After leading nation, replacement costs slow in the WestBy Scott Amussen | January 6, 2017
In this third installment of our continuing series examining regional growth patterns and their effect on reconstruction costs during the 2012–2016 housing recovery, we examine the West in greater depth. (Also read the article introducing the series.)
New Mexico, Montana, and Idaho drive increases in the West
With an average annual growth rate of 3 percent, the nation’s West region ranked second highest in reconstruction cost growth during the 2012–2016 United States housing recovery. The region even edged out the overall highest-ranked Northeast in two of those years—2014 and 2015. But as regional cost increases slowed in 2016, the West slipped back to a second-place ranking in reconstruction cost growth once again.
However, the West led the United States overall from 2012 to 2016 in material composite growth, with the region ranking number one for four of the five years. The West was second in rising labor costs during the same five-year period. And while the Northeast led the nation in labor cost growth for three years (2012, 2013, and 2016), the West had the highest increase in labor costs in 2014 and 2015.
The Mountain and Pacific states
The United States Census Bureau divides the West into two subregions: the Mountain (Montana, Idaho, Wyoming, Nevada, Utah, Colorado, Arizona, and New Mexico) and the Pacific (Washington, Oregon, California, Alaska, and Hawaii) subregions. In the Mountain subregion, New Mexico, Montana, and Idaho saw costs rising the fastest, recording a 3.6 percent average annual growth rate between 2012 and 2016. Wyoming, Nevada, and Utah saw costs growing at approximately 3.2 percent. Colorado and Arizona recorded growth rates below the national average of 2.9 percent. In the Pacific subregion, Washington experienced a 3 percent average annual growth in costs, while growth in the remaining states was below the 2.9 percent national average.
And in 2016, the Mountain subregion experienced the fastest growth in labor costs in the nation, as well as the quickest rise in material composite costs in 2014 and 2015.
Water management and boom in mineral resources fuel price increases
Exceptional reconstruction cost growth in certain areas is often difficult to attribute to specific causes. However, in states like New Mexico, severe climate dryness is creating a need for water conservation. This need might manifest itself indoors in the form of low-flush toilets, water-friendly washing machines, and evaporative air coolers; and outdoors through xeriscape or water-efficient landscapes and rainwater harvesting systems. Compliance with these regulations carries additional expense, which may drive reconstruction costs even higher. These requirements increase demand for building materials and specialized labor which, in turn, increases reconstruction costs.

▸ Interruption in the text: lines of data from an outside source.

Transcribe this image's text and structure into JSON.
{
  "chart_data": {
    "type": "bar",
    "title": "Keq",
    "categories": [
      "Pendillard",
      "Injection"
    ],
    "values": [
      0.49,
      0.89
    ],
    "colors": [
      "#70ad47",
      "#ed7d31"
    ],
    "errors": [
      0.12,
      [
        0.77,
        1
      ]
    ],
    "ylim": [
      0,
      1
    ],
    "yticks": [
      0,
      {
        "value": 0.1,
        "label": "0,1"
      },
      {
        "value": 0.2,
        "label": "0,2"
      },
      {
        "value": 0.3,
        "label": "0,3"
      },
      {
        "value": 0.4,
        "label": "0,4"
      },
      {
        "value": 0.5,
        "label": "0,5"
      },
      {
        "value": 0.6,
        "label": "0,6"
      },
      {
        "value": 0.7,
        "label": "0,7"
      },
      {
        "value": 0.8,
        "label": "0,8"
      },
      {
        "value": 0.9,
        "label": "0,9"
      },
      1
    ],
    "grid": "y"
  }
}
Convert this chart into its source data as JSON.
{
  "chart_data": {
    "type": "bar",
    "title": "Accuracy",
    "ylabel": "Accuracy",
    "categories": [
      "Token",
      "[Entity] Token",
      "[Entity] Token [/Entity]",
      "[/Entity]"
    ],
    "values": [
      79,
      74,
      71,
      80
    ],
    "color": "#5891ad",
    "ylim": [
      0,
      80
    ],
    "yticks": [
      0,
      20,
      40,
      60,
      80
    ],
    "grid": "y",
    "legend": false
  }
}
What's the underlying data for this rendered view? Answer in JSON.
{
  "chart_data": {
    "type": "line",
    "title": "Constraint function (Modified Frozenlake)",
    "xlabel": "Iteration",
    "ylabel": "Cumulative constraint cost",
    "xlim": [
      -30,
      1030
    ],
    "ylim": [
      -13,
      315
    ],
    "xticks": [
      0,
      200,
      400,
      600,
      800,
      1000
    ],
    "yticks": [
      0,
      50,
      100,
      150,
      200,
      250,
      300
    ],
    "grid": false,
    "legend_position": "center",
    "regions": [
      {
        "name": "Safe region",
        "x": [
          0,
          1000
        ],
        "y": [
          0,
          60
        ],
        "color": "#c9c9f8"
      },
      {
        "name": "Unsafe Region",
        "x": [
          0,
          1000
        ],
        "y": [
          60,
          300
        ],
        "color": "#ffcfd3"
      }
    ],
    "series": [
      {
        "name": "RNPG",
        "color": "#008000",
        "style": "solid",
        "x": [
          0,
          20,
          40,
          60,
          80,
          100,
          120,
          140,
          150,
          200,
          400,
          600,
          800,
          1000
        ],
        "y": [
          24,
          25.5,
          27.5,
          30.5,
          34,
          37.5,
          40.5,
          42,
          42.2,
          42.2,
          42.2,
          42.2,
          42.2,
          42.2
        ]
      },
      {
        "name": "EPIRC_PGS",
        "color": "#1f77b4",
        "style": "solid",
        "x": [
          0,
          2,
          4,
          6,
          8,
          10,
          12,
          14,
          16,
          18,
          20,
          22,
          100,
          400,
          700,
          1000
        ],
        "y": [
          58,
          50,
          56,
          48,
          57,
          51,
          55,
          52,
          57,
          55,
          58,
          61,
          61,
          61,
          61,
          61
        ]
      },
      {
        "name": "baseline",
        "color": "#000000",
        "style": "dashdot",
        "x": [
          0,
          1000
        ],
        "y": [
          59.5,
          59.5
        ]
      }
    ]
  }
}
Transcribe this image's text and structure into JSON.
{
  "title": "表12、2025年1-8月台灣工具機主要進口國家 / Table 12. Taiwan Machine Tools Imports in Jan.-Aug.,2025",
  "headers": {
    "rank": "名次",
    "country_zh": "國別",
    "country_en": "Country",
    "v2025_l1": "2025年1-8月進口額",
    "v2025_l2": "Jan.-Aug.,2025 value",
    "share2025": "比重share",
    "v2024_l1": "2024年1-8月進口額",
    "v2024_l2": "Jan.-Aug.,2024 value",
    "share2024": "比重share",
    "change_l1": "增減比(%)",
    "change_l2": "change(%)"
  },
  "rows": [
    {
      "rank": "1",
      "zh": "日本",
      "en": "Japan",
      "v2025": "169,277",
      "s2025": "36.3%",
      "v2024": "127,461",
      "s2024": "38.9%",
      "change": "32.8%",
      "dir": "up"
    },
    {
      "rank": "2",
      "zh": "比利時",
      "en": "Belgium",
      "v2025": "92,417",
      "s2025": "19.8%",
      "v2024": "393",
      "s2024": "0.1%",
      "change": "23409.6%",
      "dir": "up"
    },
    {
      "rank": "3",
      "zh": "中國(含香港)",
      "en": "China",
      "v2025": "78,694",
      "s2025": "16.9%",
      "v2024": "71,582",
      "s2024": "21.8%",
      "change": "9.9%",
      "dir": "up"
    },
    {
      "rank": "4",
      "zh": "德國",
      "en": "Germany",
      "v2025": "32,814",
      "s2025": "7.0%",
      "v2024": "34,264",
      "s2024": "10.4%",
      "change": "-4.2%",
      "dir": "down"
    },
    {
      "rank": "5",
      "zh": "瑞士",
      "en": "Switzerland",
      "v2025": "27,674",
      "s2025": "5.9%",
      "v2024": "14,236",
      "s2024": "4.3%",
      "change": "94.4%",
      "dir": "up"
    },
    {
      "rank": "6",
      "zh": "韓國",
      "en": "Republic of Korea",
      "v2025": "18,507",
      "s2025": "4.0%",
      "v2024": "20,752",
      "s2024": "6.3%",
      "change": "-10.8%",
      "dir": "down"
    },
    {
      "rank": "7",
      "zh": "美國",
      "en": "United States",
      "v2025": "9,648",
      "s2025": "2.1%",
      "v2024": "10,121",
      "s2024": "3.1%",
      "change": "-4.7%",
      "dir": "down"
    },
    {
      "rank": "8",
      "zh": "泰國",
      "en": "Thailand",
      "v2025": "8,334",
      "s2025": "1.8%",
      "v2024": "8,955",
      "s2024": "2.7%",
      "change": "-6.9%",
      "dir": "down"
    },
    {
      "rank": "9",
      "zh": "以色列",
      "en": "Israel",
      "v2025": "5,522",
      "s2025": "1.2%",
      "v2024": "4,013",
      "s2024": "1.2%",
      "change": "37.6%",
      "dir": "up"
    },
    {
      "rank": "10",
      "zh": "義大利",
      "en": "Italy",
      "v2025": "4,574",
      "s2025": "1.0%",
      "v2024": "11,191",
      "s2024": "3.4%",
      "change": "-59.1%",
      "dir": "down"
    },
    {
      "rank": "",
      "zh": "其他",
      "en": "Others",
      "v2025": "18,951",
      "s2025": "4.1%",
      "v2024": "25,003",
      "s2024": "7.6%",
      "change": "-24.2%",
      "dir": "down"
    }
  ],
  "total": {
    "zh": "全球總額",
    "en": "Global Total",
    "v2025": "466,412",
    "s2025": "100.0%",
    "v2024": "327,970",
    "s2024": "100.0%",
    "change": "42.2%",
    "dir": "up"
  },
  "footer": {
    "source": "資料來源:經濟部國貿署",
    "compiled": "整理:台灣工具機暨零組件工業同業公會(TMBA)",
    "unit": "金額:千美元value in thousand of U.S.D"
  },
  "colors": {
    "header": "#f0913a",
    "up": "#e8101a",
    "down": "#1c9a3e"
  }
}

In other states where reconstruction cost growth rates were high, such as Montana and Idaho, mineral resource production played a significant role. In Idaho, Montana, and Wyoming, substantial cost increases were predominantly related to the great shale oil boom that occurred in those states between 2006 and 2015. The economic boom fostered demands for a new labor force. Workers flocked to the area for new high-paying jobs, and with them came increased demands for housing. Heightened demands for labor and new housing factored into rising reconstruction costs.
The data used for this analysis comes from Verisk’s 360Value® database, which is compiled by Xactware. Xactware uses a research process that tracks costs from tens of thousands of contractors and claims adjusters, extensive material and labor cost surveys, and an analysis of more than 5 million actual damage repair estimates for claims each year.